Prove that a linear operator $T$ on a finite-dimensional vector space is invertible if and only if zero is not an eigenvalue of $T$.

Question

(a) Prove that a linear operator $T$ on a finite-dimensional vector space is invertible if and only if zero is not an eigenvalue of $T$.

(b) Let $T$ be an invertible linear operator. Prove that a scalar $\lambda$ is an eigenvalue of $T$ if and only if $\lambda^{-1}$ is an eigenvalue of $T^{-1}$.

MY ATTEMPT

(a) Let us suppose that $\lambda = 0$ is an eigenvalue of $T$. Thus $\det([T]_{\mathcal{B}}) =\det([T]_{\mathcal{B}} - 0 I_{n}) = 0$, and $T$ is not invertible.

Conversely, let us suppose that $T$ is not invertible. Then $0 = \det([T]_{\mathcal{B}}) = \det([T]_{\mathcal{B}} - 0I_{n})$, and $0$ is an eigenvalue of $T$.

(b) Indeed, provided that $\lambda \neq 0$, one has \begin{align*} Tv = \lambda v \Rightarrow T^{-1}(Tv) = T^{-1}(\lambda v) \Rightarrow (T^{-1}T)v = \lambda(T^{-1}v) \Rightarrow T^{-1}v = \lambda^{-1}v \end{align*}

Once again, I am mainly interested in the wording of my proof. Any comments or contributions are appreciated.

Answer 1

Your proofs are correct.

I would edit the second assertion to put the equations on separate lines separated by the implications, rather than running them all together.

I think that a proof that relies more directly on the concepts and avoids determinants would be better.

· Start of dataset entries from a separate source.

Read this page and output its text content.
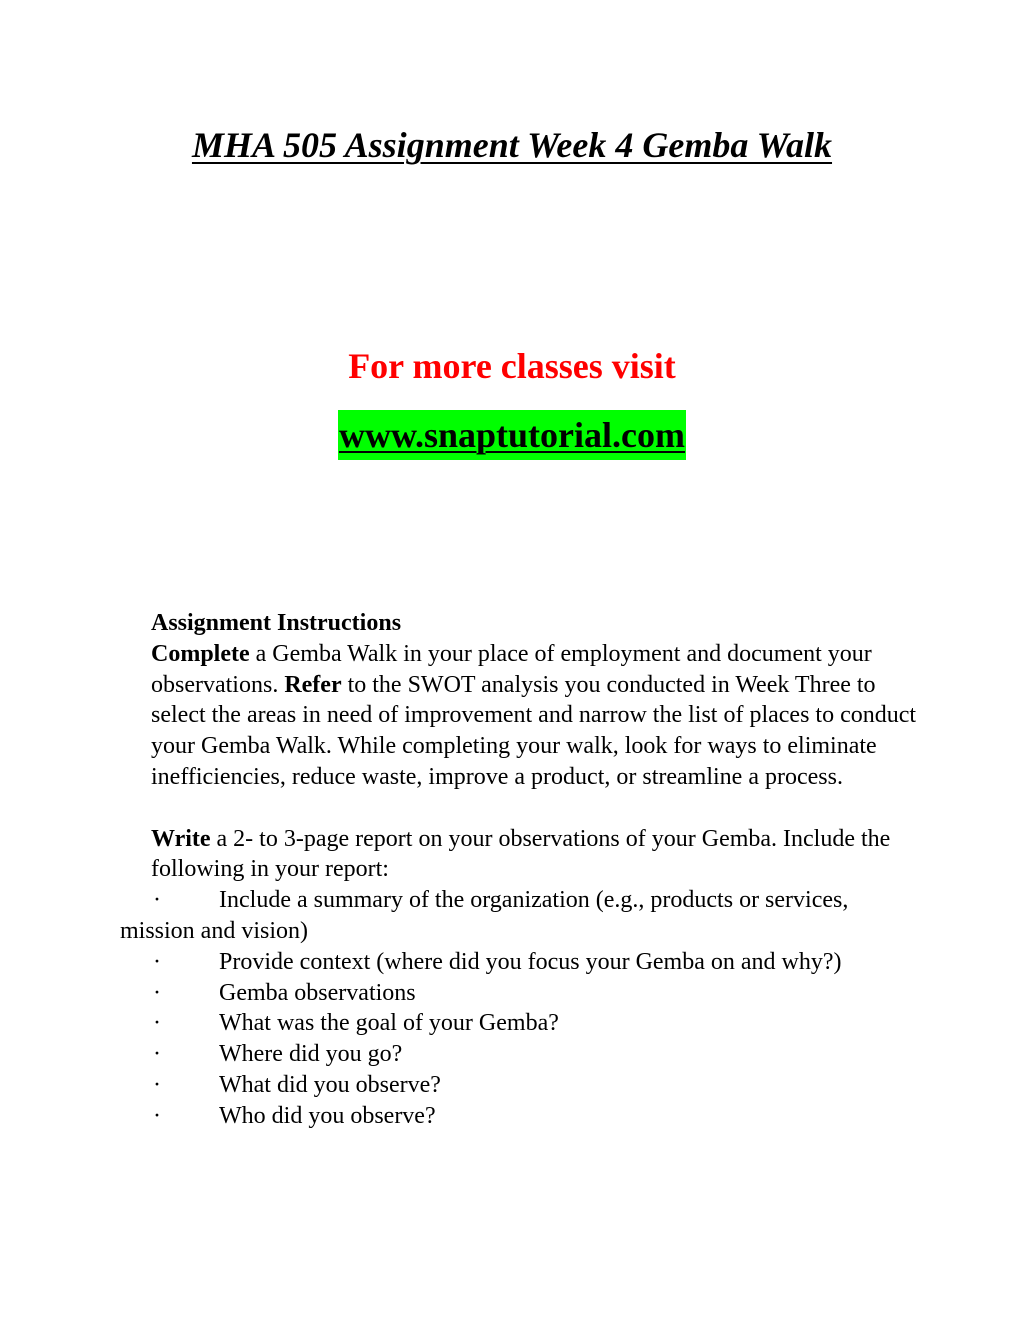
MHA 505 Assignment Week 4 Gemba Walk
For more classes visit
www.snaptutorial.com

Assignment Instructions

Complete a Gemba Walk in your place of employment and document your observations. Refer to the SWOT analysis you conducted in Week Three to select the areas in need of improvement and narrow the list of places to conduct your Gemba Walk. While completing your walk, look for ways to eliminate inefficiencies, reduce waste, improve a product, or streamline a process.

Write a 2- to 3-page report on your observations of your Gemba. Include the following in your report:

· Include a summary of the organization (e.g., products or services, mission and vision)

· Provide context (where did you focus your Gemba on and why?)

· Gemba observations

· What was the goal of your Gemba?

· Where did you go?

· What did you observe?

· Who did you observe?
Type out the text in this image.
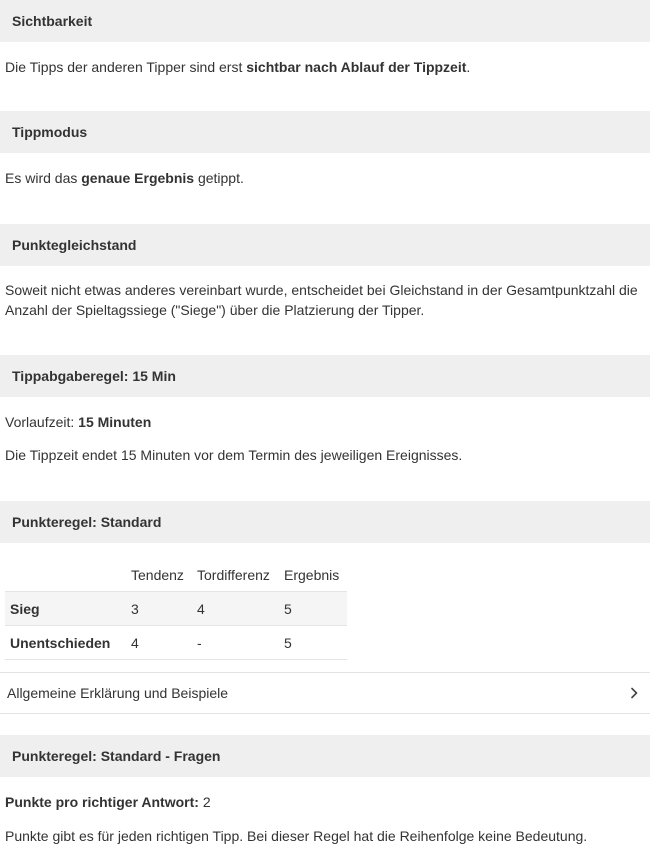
Sichtbarkeit
Die Tipps der anderen Tipper sind erst sichtbar nach Ablauf der Tippzeit.
Tippmodus
Es wird das genaue Ergebnis getippt.
Punktegleichstand
Soweit nicht etwas anderes vereinbart wurde, entscheidet bei Gleichstand in der Gesamtpunktzahl die Anzahl der Spieltagssiege ("Siege") über die Platzierung der Tipper.
Tippabgaberegel: 15 Min
Vorlaufzeit: 15 Minuten
Die Tippzeit endet 15 Minuten vor dem Termin des jeweiligen Ereignisses.
Punkteregel: Standard
	Tendenz	Tordifferenz	Ergebnis
Sieg	3	4	5
Unentschieden	4	-	5
Allgemeine Erklärung und Beispiele
Punkteregel: Standard - Fragen
Punkte pro richtiger Antwort: 2
Punkte gibt es für jeden richtigen Tipp. Bei dieser Regel hat die Reihenfolge keine Bedeutung.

If $0$ is an eigenvalue then there is a nonzero $v$ with $Tv=0$ so T is not injective, so it's not invertible. Conversely, if $T$ is not invertible then it's not bijective. For a linear transformation from a finite dimensional space to itself, bijective is equivalent to injective. But an noninjective linear transformation has a kernel, so has $0$ for an eigenvalue.